Dr Guarino and colleagues assess the effectiveness of the interferon-free regimens in Child C cirrhotic patients with HCV infection.
The team performed a systematic Medline search was to retrieve studies describing the treatment of Child C patients with direct-acting agents.
Citations from identified studies were cross-referenced and abstracts from European Association for the Study of the Liver (EASL) and American Association for the Study of Liver Disease (AASLD) meetings were checked.
|The weighted mean sustained virological response was 75%|
|Alimentary Pharmacology & Therapeutics|
Extracted data were evaluated using a meta-analysis to calculate a weighted response rate.
The team retained 7 full-text records, and 2 conference abstracts for analysis from the 649 records identified.
Data from an Italian real-life trial were also interrogated.
Information on treatment outcome was available for 228 of the 240 Child C patients evaluated in the 10 trials.
Overall, the weighted mean sustained virological response was 75%.
Neither duration of treatment, nor addition of ribavirin influenced these rates.
The researchers found that the weighted sustained virological response was 65% after sofosbuvir/simeprevir, 76% after sofosbuvir/daclatasvir, and 83% after sofosbuvir/ledipasvir.

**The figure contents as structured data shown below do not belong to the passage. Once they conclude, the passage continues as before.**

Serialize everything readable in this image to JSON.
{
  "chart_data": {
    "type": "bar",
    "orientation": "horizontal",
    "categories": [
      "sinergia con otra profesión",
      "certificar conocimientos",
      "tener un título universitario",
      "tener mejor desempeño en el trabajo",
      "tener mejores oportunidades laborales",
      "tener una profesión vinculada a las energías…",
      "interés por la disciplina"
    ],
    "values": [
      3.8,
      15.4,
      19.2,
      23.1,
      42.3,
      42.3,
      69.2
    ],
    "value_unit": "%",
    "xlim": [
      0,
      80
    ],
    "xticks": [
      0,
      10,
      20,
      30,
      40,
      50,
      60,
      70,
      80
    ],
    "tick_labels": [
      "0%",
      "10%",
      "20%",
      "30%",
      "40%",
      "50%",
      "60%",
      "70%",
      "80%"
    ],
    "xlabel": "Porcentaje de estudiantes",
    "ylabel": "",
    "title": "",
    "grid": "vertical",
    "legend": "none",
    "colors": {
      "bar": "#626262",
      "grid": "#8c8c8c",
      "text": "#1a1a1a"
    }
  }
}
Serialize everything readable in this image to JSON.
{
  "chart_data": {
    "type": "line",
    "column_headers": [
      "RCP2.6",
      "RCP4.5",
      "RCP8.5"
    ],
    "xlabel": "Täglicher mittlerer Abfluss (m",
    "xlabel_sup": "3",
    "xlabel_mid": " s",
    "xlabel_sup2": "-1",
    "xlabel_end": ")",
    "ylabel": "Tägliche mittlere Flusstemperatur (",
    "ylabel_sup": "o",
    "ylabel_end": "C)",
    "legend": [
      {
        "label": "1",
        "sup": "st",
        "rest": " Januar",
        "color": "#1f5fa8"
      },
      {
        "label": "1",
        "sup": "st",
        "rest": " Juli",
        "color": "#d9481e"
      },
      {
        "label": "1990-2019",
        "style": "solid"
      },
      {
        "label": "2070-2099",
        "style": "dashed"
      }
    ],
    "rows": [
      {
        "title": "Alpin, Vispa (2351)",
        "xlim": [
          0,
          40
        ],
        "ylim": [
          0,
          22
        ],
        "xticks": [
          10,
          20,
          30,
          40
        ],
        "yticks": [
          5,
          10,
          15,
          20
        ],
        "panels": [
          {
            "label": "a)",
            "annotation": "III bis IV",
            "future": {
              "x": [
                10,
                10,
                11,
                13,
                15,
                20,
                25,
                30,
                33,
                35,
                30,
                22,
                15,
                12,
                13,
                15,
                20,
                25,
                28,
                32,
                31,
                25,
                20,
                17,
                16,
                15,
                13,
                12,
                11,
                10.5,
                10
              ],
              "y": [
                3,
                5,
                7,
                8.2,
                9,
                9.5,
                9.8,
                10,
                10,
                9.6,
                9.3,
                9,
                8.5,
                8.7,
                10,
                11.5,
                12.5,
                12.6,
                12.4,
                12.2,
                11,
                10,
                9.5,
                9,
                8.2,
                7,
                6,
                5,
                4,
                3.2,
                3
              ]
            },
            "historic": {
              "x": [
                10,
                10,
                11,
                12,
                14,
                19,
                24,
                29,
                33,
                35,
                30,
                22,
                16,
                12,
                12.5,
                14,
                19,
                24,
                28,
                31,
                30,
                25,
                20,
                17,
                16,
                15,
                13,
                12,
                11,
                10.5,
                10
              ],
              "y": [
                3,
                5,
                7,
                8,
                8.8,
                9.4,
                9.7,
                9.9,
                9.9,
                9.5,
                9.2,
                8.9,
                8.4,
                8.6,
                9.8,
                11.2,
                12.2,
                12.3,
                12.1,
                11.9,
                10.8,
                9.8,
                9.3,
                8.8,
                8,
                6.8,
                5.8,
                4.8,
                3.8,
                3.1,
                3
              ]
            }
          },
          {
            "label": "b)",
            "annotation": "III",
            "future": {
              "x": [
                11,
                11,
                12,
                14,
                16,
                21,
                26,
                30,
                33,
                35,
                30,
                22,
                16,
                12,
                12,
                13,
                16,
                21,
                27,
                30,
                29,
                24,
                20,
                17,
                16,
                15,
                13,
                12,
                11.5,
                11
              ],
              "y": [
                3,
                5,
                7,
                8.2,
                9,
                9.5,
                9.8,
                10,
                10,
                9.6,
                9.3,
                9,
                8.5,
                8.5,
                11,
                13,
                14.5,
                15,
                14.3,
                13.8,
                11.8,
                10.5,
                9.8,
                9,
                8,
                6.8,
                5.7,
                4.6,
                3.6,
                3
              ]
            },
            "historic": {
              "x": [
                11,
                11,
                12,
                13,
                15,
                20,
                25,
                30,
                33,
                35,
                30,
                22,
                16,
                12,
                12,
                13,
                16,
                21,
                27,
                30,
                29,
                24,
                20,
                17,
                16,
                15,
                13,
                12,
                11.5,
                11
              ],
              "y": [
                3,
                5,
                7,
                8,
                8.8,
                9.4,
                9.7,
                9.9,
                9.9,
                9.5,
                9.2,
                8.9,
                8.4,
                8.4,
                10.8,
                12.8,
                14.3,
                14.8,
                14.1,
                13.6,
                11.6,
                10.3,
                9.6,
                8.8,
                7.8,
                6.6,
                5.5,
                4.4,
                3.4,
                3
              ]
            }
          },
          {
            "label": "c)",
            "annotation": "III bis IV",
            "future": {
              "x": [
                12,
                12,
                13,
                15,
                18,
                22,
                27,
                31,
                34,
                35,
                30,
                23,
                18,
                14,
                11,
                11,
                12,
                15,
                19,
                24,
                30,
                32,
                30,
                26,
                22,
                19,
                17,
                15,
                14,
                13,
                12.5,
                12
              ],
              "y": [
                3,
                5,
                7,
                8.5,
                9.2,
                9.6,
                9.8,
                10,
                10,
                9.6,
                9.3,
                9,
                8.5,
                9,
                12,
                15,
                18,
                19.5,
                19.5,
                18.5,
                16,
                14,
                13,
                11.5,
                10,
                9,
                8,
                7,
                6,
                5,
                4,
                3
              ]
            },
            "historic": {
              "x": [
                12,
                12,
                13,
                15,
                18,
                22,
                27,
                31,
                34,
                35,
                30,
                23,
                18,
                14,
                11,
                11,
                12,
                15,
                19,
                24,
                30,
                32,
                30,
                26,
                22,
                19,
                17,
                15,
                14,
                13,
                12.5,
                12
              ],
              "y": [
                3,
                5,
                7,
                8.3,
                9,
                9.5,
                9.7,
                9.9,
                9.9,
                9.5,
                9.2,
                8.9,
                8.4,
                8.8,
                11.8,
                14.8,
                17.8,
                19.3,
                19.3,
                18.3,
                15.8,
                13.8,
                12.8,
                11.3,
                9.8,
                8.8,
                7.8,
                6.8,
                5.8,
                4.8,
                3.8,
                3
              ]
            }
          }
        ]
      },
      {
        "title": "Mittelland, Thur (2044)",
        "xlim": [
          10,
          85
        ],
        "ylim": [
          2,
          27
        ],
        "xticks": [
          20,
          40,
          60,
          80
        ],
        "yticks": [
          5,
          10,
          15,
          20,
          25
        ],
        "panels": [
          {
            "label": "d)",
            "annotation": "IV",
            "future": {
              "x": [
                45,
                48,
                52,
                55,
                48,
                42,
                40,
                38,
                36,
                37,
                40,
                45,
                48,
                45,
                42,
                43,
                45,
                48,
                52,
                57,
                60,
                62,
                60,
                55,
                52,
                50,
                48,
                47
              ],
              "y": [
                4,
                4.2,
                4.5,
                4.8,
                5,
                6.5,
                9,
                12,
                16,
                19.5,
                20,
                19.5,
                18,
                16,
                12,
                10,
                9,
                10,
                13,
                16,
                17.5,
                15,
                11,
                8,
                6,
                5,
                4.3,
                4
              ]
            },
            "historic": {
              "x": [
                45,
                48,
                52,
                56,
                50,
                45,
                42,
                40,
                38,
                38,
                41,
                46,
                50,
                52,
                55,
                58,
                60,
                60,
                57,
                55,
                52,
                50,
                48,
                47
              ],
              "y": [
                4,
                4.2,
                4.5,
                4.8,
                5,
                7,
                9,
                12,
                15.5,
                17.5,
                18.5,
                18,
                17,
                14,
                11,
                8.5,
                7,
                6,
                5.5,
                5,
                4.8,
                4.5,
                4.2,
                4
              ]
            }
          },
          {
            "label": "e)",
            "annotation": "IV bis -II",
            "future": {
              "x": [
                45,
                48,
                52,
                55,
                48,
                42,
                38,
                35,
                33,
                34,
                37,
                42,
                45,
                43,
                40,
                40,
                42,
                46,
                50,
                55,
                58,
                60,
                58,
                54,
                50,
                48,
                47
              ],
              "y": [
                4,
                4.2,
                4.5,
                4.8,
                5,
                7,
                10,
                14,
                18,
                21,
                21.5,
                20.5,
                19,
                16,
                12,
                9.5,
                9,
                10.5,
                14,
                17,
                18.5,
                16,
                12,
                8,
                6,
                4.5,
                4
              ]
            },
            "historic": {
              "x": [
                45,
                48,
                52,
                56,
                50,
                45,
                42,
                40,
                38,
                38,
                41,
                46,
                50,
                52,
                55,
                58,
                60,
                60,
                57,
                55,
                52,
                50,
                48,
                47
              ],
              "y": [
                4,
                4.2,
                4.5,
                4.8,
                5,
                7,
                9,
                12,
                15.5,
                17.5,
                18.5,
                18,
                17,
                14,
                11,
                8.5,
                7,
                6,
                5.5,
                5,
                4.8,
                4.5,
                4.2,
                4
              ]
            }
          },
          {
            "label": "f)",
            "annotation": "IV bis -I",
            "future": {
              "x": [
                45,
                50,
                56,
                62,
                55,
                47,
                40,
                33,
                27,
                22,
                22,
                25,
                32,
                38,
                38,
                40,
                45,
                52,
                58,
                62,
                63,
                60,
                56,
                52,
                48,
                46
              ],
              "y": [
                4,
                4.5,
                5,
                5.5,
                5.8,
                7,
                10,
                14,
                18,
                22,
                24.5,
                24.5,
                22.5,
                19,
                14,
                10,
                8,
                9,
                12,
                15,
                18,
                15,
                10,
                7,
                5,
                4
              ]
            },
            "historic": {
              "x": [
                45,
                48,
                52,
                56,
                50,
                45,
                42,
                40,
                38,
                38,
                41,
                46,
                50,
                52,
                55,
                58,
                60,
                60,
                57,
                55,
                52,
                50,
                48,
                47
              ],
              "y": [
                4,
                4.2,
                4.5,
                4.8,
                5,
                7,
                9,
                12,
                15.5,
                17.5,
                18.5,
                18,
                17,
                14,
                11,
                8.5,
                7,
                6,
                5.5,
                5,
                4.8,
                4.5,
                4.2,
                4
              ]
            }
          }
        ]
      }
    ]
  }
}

The team noted that some studies did not provide information on the rate of post-treatment relapse or functional improvement.
However, in those studies that did provide such data, a relapse was documented in 12% of patients, and an improvement of ≥2 points on the model for end-stage liver disease (MELD) score in 61% of patients.
Dr Guarino's team comments, "The improvement in MELD scores strongly suggests HCV-positive patients with Child C cirrhosis should be treated with these agents."